Their own potency in front of goal was not sufficient to convert their possession into the lead they deserved until Stokes struck on 55 minutes.
Kris Commons deserves huge credit for his part in the goal, robbing Steven Anderson of the ball as the defender dallied 25 yards from goal with a slide tackle which saw the ball run straight to the alert Stokes.
He rounded the keeper before slotting home from a tight angle with Commons following up, just to make sure.
That was no more than Celtic deserved, given their superiority, but prior to this they had been profligate.
A Stokes free-kick which whistled just past the post, a Forrest effort which was pulled wide following a clever 1-2 with Commons and a McGregor shot which was gobbled up by Alan Mannus were the best efforts they could muster to that point.

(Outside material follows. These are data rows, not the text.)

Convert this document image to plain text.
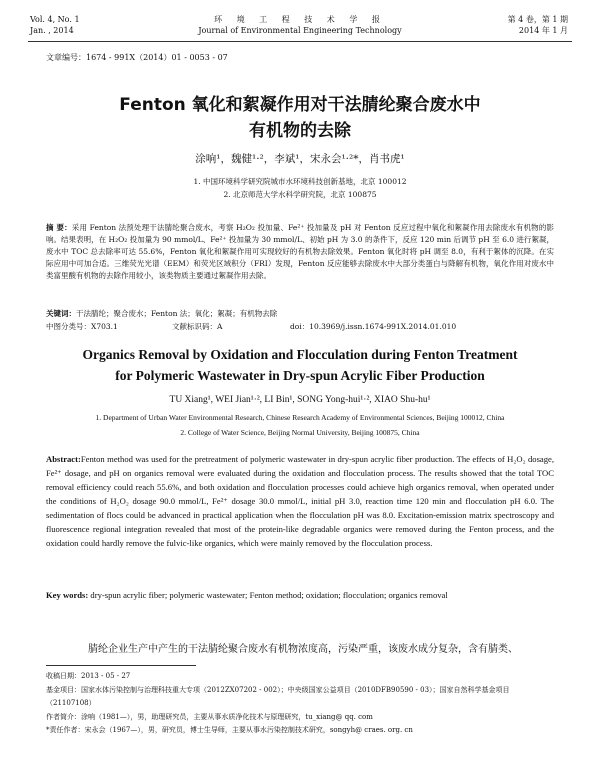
Vol. 4, No. 1
Jan. , 2014
环 境 工 程 技 术 学 报
Journal of Environmental Engineering Technology
第 4 卷，第 1 期
2014 年 1 月
文章编号：1674 - 991X（2014）01 - 0053 - 07
Fenton 氧化和絮凝作用对干法腈纶聚合废水中
有机物的去除
涂响¹，魏健¹·²，李斌¹，宋永会¹·²*，肖书虎¹
1. 中国环境科学研究院城市水环境科技创新基地，北京 100012
2. 北京师范大学水科学研究院，北京 100875
摘 要：采用 Fenton 法预处理干法腈纶聚合废水，考察 H₂O₂ 投加量、Fe²⁺ 投加量及 pH 对 Fenton 反应过程中氧化和絮凝作用去除废水有机物的影响。结果表明，在 H₂O₂ 投加量为 90 mmol/L、Fe²⁺ 投加量为 30 mmol/L、初始 pH 为 3.0 的条件下，反应 120 min 后调节 pH 至 6.0 进行絮凝，废水中 TOC 总去除率可达 55.6%，Fenton 氧化和絮凝作用可实现较好的有机物去除效果。Fenton 氧化时将 pH 调至 8.0，有利于絮体的沉降。在实际应用中可加合适。三维荧光光谱（EEM）和荧光区域积分（FRI）发现，Fenton 反应能够去除废水中大部分类蛋白与降解有机物，氧化作用对废水中类富里酸有机物的去除作用较小，该类物质主要通过絮凝作用去除。
关键词：干法腈纶；聚合废水；Fenton 法；氧化；絮凝；有机物去除
中图分类号：X703.1	文献标识码：A	doi：10.3969/j.issn.1674-991X.2014.01.010
Organics Removal by Oxidation and Flocculation during Fenton Treatment
for Polymeric Wastewater in Dry-spun Acrylic Fiber Production
TU Xiang¹, WEI Jian¹·², LI Bin¹, SONG Yong-hui¹·², XIAO Shu-hu¹
1. Department of Urban Water Environmental Research, Chinese Research Academy of Environmental Sciences, Beijing 100012, China
2. College of Water Science, Beijing Normal University, Beijing 100875, China
Abstract:Fenton method was used for the pretreatment of polymeric wastewater in dry-spun acrylic fiber production. The effects of H₂O₂ dosage, Fe²⁺ dosage, and pH on organics removal were evaluated during the oxidation and flocculation process. The results showed that the total TOC removal efficiency could reach 55.6%, and both oxidation and flocculation processes could achieve high organics removal, when operated under the conditions of H₂O₂ dosage 90.0 mmol/L, Fe²⁺ dosage 30.0 mmol/L, initial pH 3.0, reaction time 120 min and flocculation pH 6.0. The sedimentation of flocs could be advanced in practical application when the flocculation pH was 8.0. Excitation-emission matrix spectroscopy and fluorescence regional integration revealed that most of the protein-like degradable organics were removed during the Fenton process, and the oxidation could hardly remove the fulvic-like organics, which were mainly removed by the flocculation process.
Key words: dry-spun acrylic fiber; polymeric wastewater; Fenton method; oxidation; flocculation; organics removal
腈纶企业生产中产生的干法腈纶聚合废水有机物浓度高，污染严重，该废水成分复杂，含有腈类、
收稿日期：2013 - 05 - 27
基金项目：国家水体污染控制与治理科技重大专项（2012ZX07202 - 002）；中央级国家公益项目（2010DFB90590 - 03）；国家自然科学基金项目（21107108）
作者简介：涂响（1981—），男，助理研究员，主要从事水质净化技术与原理研究，tu_xiang@ qq. com
*责任作者：宋永会（1967—），男，研究员，博士生导师，主要从事水污染控制技术研究，songyh@ craes. org. cn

At the other end, Gordon – making his first competitive start since February 2011 – was allowed to ease himself back into action.
Indeed, in the opening half, there was more danger posed to the 31-year-old’s health than to his goal.
Steven MacLean’s tendency to panic when a semblance of a chance came his way was topped when, after the ref had whistled to signify a free-kick had been taken too quickly, the striker carried on and rattled a point-blank shot into Gordon’s guts.
Saints roused themselves to at least grab the keeper’s attention after the break but could not deny Gordon his clean sheet.
The home side did have a strong case for a penalty when Dave Mackay went down under a challenge from Virgil van Dijk, but ref John Beaton waved away their claims.
The Saints captain was even more aggrieved when, with 15 minutes left, the same official decided he was guilty of knocking over Celtic sub Derk Boerrigter after he had delayed his shot when put through by Emilio Izaguirre.
Mackay was sent off, and keeper Mannus was sent the wrong way by Biton, who rolled his penalty home.
The keeper looked even more sheepish six minutes from time when he allowed McGregor’s low shot to squirm through him and creep over the line.